1 September 2025

Certification audits are essential for companies to demonstrate their compliance, credibility, and continual improvement against recognized standards.

This can be a daunting prospect, and the mere thought of an audit can be enough to discourage businesses from seeking certification altogether. However, by preparing the right information and involving the right people, you can avoid the headache, strengthen your policies and procedures, and show your commitment to quality and continuous improvement.

For this insight, we invited three Control Union auditors for a roundtable discussion about the certification process and to best prepare for an audit. The participants are:

Peio Bachelet, Control Union France, Auditor for Bio energies, Carbon, and Agriculture
Rohitha Wickramasinghe, Control Union Sri Lanka, Auditor
Asiri Perera, Control Union Gulf Auditor for BRCGS, FSSC 22000, ISO 22000, 9001, 45001, GMP+FSA, HACCP, and sustainable tourism standards

What is the certification audit process?

Rohitha: “Firstly, we would arrange your audit date and a proposed audit plan. Advanced notice is normally around 2-4 weeks.”

Asiri: “However, surveillance or unannounced audits may also occur based on the certification scheme requirement.”

Peio: “In the scenario of a pre-arranged audit, the proposed audit plan enables you to consolidate all the necessary elements and involve the relevant operators within your business.”
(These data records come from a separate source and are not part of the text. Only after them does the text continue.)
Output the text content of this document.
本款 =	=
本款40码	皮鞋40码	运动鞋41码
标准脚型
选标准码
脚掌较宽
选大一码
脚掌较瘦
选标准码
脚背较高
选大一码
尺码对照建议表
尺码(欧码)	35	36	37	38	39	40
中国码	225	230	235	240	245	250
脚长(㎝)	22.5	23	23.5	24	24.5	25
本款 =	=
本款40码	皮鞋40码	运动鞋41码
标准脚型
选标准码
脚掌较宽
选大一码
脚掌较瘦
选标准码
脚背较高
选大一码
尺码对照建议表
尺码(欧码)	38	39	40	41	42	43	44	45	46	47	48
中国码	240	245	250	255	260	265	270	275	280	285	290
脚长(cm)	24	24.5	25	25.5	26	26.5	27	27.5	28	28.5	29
Rohitha: “The audit itself is split into 2 stages, and takes around 1-3 days to complete, depending on the size of the company, number of sites, FTE, and certification scope. Stage 1 audits the adequacy of documented information and readiness for certification. If you are successful in this stage, 2-3 weeks later, you will undergo a Stage 2 Audit. At this stage, we would review your documentation, inspect your site, and interview your staff. If you are successful, you’ll receive a recommendation for certification. If not, we arrange a follow-up audit with you to allow you to make the necessary changes.”

Asiri: “The report from a successful audit, where certification is granted or maintained, may contain observations or minor non-conformities that require correction. However, an unsuccessful audit report will list critical major non-conformities, which you must address before a follow-up audit. It’s worth noting that some standards don’t allow for a follow-up audit within 6 months of the initial audit.”

Who needs to be involved from the client side to ensure a swift certification audit?

Peio: “Every operator involved in any part of the standard should participate in the audit. Generally, quality personnel are responsible for implementing certification systems, but support from commercial, operational, and management departments will always be beneficial to the smooth running of a constructive audit.”

Asiri: “That means top management, your compliance manager, and department heads should be getting involved.”

Rohitha: “Plus, some businesses have a scheme manager. For example, for a Quality Management System (QMS), this may be the Quality Head/Manager. For Information Security Management Systems (ISMS) or Privacy Information Management System (PIMS), this could be the Technical Manager.”

Asiri: “Whoever takes on the responsibility for the audit, they’ll need around 4-8 weeks of preparation time ahead of the audit. The actual timeframe will heavily depend on the complexity of the certification and the organization’s size, but you must allow sufficient time for internal reviews; staff briefing and training; and document preparation.